DeepMind & Predicting Eye Disease
Just as DeepMind Health used the OCT scans to note the presence of disease, professionals are trying to see if it can also be used to predict impending disease before it happens. By analyzing 7,000 patients at Moorfield Eye Hospital who have received eye treatment in only one eye, the machine can try to predict deterioration in the other eye.
According to a DeepMind article, “predicting potential indicators for disease is much more complicated -- and computationally intense -- task than identifying existing known symptoms.” In order to match ability to computing need, DeepMind and Moorfields have agreed to use Google’s cloud computing infrastructure from the UK and the US.
AlphaFold Protein Folding
Recently, DeepMind’s latest AI program, AlphaFold, has beaten out the competition at one particularly grueling feat: predicting the 3D shapes of proteins. While it may be little discussed outside of academic circles, protein folding involves everyone. It’s a form of “molecular origami,” as put by an article in The Guardian. Scientists usually use cryo-electron microscopy, X-ray crystallography and nuclear magnetic resonance in order to determine protein shapes, but it depends on trial and error, time and money.

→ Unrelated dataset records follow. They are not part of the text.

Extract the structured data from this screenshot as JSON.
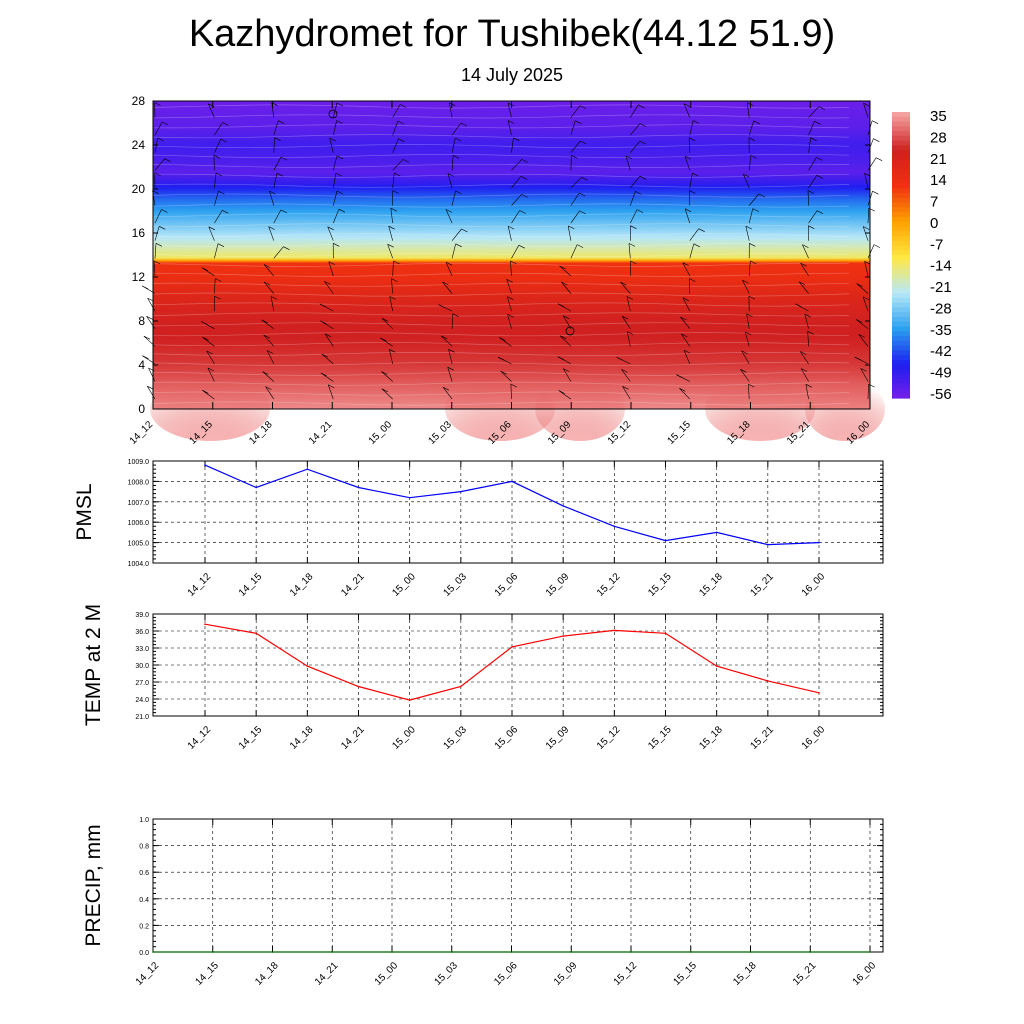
{
  "title": "Kazhydromet for Tushibek(44.12 51.9)",
  "subtitle": "14 July 2025",
  "chart_data": [
    {
      "type": "heatmap",
      "name": "temperature-wind-profile",
      "x_ticks": [
        "14_12",
        "14_15",
        "14_18",
        "14_21",
        "15_00",
        "15_03",
        "15_06",
        "15_09",
        "15_12",
        "15_15",
        "15_18",
        "15_21",
        "16_00"
      ],
      "y_ticks": [
        "0",
        "4",
        "8",
        "12",
        "16",
        "20",
        "24",
        "28"
      ],
      "ylim": [
        0,
        28
      ],
      "colorbar_labels": [
        "35",
        "28",
        "21",
        "14",
        "7",
        "0",
        "-7",
        "-14",
        "-21",
        "-28",
        "-35",
        "-42",
        "-49",
        "-56"
      ],
      "colorbar_range": [
        -60,
        39
      ],
      "profile_levels": [
        0,
        2,
        4,
        6,
        8,
        10,
        12,
        13.4,
        13.6,
        15,
        17,
        19,
        20.5,
        21.5,
        22.5,
        24,
        25.5,
        28
      ],
      "profile_temps": [
        37,
        33,
        29,
        27,
        26,
        22,
        16,
        14,
        -12,
        -20,
        -30,
        -40,
        -50,
        -56,
        -54,
        -52,
        -56,
        -58
      ],
      "barbs": "wind barbs overlaid on grid",
      "colors": {
        "stops": [
          "#7a1fe8",
          "#1e1ef0",
          "#2aa0f0",
          "#b8e8f8",
          "#ffe840",
          "#ffa000",
          "#f03010",
          "#d02020",
          "#f4a0a0"
        ]
      }
    },
    {
      "type": "line",
      "name": "PMSL",
      "ylabel": "PMSL",
      "x": [
        "14_12",
        "14_15",
        "14_18",
        "14_21",
        "15_00",
        "15_03",
        "15_06",
        "15_09",
        "15_12",
        "15_15",
        "15_18",
        "15_21",
        "16_00"
      ],
      "y_ticks": [
        "1009.0",
        "1008.0",
        "1007.0",
        "1006.0",
        "1005.0",
        "1004.0"
      ],
      "ylim": [
        1004,
        1009
      ],
      "series": [
        {
          "values": [
            1008.8,
            1007.7,
            1008.6,
            1007.7,
            1007.2,
            1007.5,
            1008.0,
            1006.8,
            1005.8,
            1005.1,
            1005.5,
            1004.9,
            1005.0
          ],
          "color": "#0000ff"
        }
      ]
    },
    {
      "type": "line",
      "name": "TEMP at 2 M",
      "ylabel": "TEMP at 2 M",
      "x": [
        "14_12",
        "14_15",
        "14_18",
        "14_21",
        "15_00",
        "15_03",
        "15_06",
        "15_09",
        "15_12",
        "15_15",
        "15_18",
        "15_21",
        "16_00"
      ],
      "y_ticks": [
        "39.0",
        "36.0",
        "33.0",
        "30.0",
        "27.0",
        "24.0",
        "21.0"
      ],
      "ylim": [
        21,
        39
      ],
      "series": [
        {
          "values": [
            37.2,
            35.6,
            29.8,
            26.2,
            23.8,
            26.2,
            33.2,
            35.1,
            36.1,
            35.6,
            29.8,
            27.2,
            25.1
          ],
          "color": "#ff0000"
        }
      ]
    },
    {
      "type": "line",
      "name": "PRECIP, mm",
      "ylabel": "PRECIP, mm",
      "x": [
        "14_12",
        "14_15",
        "14_18",
        "14_21",
        "15_00",
        "15_03",
        "15_06",
        "15_09",
        "15_12",
        "15_15",
        "15_18",
        "15_21",
        "16_00"
      ],
      "y_ticks": [
        "1.0",
        "0.8",
        "0.6",
        "0.4",
        "0.2",
        "0.0"
      ],
      "ylim": [
        0,
        1
      ],
      "series": [
        {
          "values": [
            0,
            0,
            0,
            0,
            0,
            0,
            0,
            0,
            0,
            0,
            0,
            0,
            0
          ],
          "color": "#006400"
        }
      ]
    }
  ]
}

The bigger the protein, the harder it is to model correctly because there are more interactions to take into account. For instance, DNA contains information about the amino acids, which form long chains. Predicting the structure of those chains and how they form into 3D shapes is the “protein folding problem.” As a DeepMind article notes, Levinthal’s paradox states that “it would take longer than the age of the universe to enumerate all the possible configurations o a typical protein before reaching the right 3D structure.”
Understanding a protein’s shape is to go a long way in understanding its function. This act alone of AI-predicted protein folding could bring massive process for scientific and medical fields. Take into consideration that when proteins become tangled or misfolded, they can lead to diabetes, Parkinson’s, Huntington’s, cystic fibrosis and Alzheimer’s disease.
The hope is that if scientists can predict a protein’s shape from its chemical composition, they can work out what it does and how it may fold incorrectly and cause harm. Furthermore, the AI applications could even design new proteins in order to fight disease or perform duties, ushering in a new era of medicine.